We have been creating an API using Serverless.com
Here is an example of our Serverless config file
service: hello-self-member-api
provider:
name: aws
region: eu-west-1
runtime: nodejs8.10
functions:
##API
api-public:
handler: handler.public
events:
- http:
path: api/v1/public
method: get
integration: lambda
cors: true
api-private:
handler: handler.private
events:
- http:
path: api/v1/private
method: get
authorizer: aws_iam
integration: lambda
cors: true
##Profile
api-profile-read:
handler: functions/profile/handler.profileRead
events:
- http:
path: api/v1/profile/read
method: get
authorizer: aws_iam
integration: lambda
cors: true
api-profile-update:
handler: functions/profile/handler.profileUpdate
events:
- http:
path: api/v1/profile/update
method: put
authorizer: aws_iam
integration: lambda
cors: true
## Settings
api-settings-update:
handler: functions/settings/handler.settingsUpdate
events:
- http:
path: api/v1/settings/update
method: put
authorizer: aws_iam
integration: lambda
cors: true
# Measurement
api-measurement-list:
handler: functions/measurement/handler.measurementList
events:
- http:
path: api/v1/measurements/list
method: get
authorizer: aws_iam
integration: lambda
cors: true
api-measurement-create:
handler: functions/measurement/handler.measurementCreate
events:
- http:
path: api/v1/measurements/create
method: post
authorizer: aws_iam
integration: lambda
cors: true
api-measurement-read:
handler: functions/measurement/handler.measurementRead
events:
- http:
path: api/v1/measurements/{id}/read
method: get
authorizer: aws_iam
integration: lambda
cors: true
api-measurement-update:
handler: functions/measurement/handler.measurementUpdate
events:
- http:
path: api/v1/measurements/{id}/update
method: put
authorizer: aws_iam
integration: lambda
cors: true
api-measurement-delete:
handler: functions/measurement/handler.measurementDelete
events:
- http:
path: api/v1/measurements/{id}/delete
method: delete
authorizer: aws_iam
integration: lambda
cors: true
# Practice
api-practice-create:
handler: functions/practice/handler.practiceCreate
events:
- http:
path: api/v1/practices/create
method: post
authorizer: aws_iam
integration: lambda
cors: true
api-practice-update:
handler: functions/practice/handler.practiceUpdate
events:
- http:
path: api/v1/practices/{id}/update
method: post
authorizer: aws_iam
integration: lambda
cors: true
api-practice-toggle:
handler: functions/practice/handler.practiceToggle
events:
- http:
path: api/v1/practices/{id}/toggle
method: post
authorizer: aws_iam
integration: lambda
cors: true
Here are some questions that we have:
- It seems we only need to specify that we only need to specify our authorizer as "aws_iam" (not the ARN of a user pool) and AWS magically knows where to look. Is there any danger that our API picks the wrong pool too authorise against?
- It seems that we don't need to specify CORS headers in our lambda functions and this is generated by the authorizer. Is that right?
eg.
module.exports.profileUpdate = async (event, context, callback) => {
console.log('API Profile Update');
let profile = Profile.update();
callback(null, API.response(true, [], profile));
};
- In order to test our API via Postman, we're currently creating an AWS User with a custom policy (copied from the role that our Identity pool hands to authorised users: TEST_API_ROLE) so that we can test API calls with an AWS Access / Secret Key in API requests. Ideally we'd just be using a token as Auth Header like our users do. As a result we're not testing our API with an actual user from the User Pool. We're missing a concept of a technique here. We've had custom auth with an API 'Authorizer' but that seemed not as straight forward to configure the Policies required.

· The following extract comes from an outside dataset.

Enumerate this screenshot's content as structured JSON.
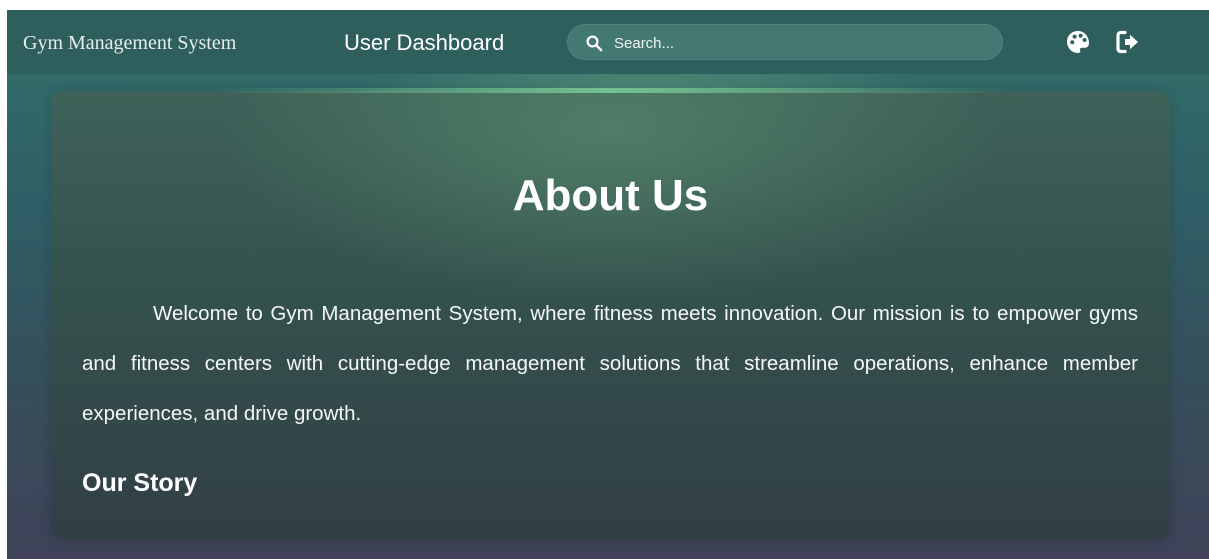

- Maximum number of resources that you can declare in your AWS CloudFormation template is 200. Is this something we can raise or should we split our API down into much smaller components Estimation is that it's potentially 6 resources per lambda function so means an API could hold about 30 endpoints. Are we hitting a limit that we should be nowhere near? In which case are we architecting this incorrectly.
- We are planning on building a real-time chat feature in our app. We are looking at using the pub/sub functionality of the IoT service. We assume that it's possible to easily manage fine-grained access to topics. Is this the right way to go? Or should we be thinking about SNS
- With spin-up time for Java looking to be quite high for Lambda we are leaning towards writing our own app and deploying via Fargate. Would be good to discuss this decision. We don't want to lose the easy integration with Cognito and other AWS services that we get from using Serverless.. Would be good to discuss this.
- Best way to test locally?
- AWS Pinpoint. Single user level? Why use it? Piggyback for chat app?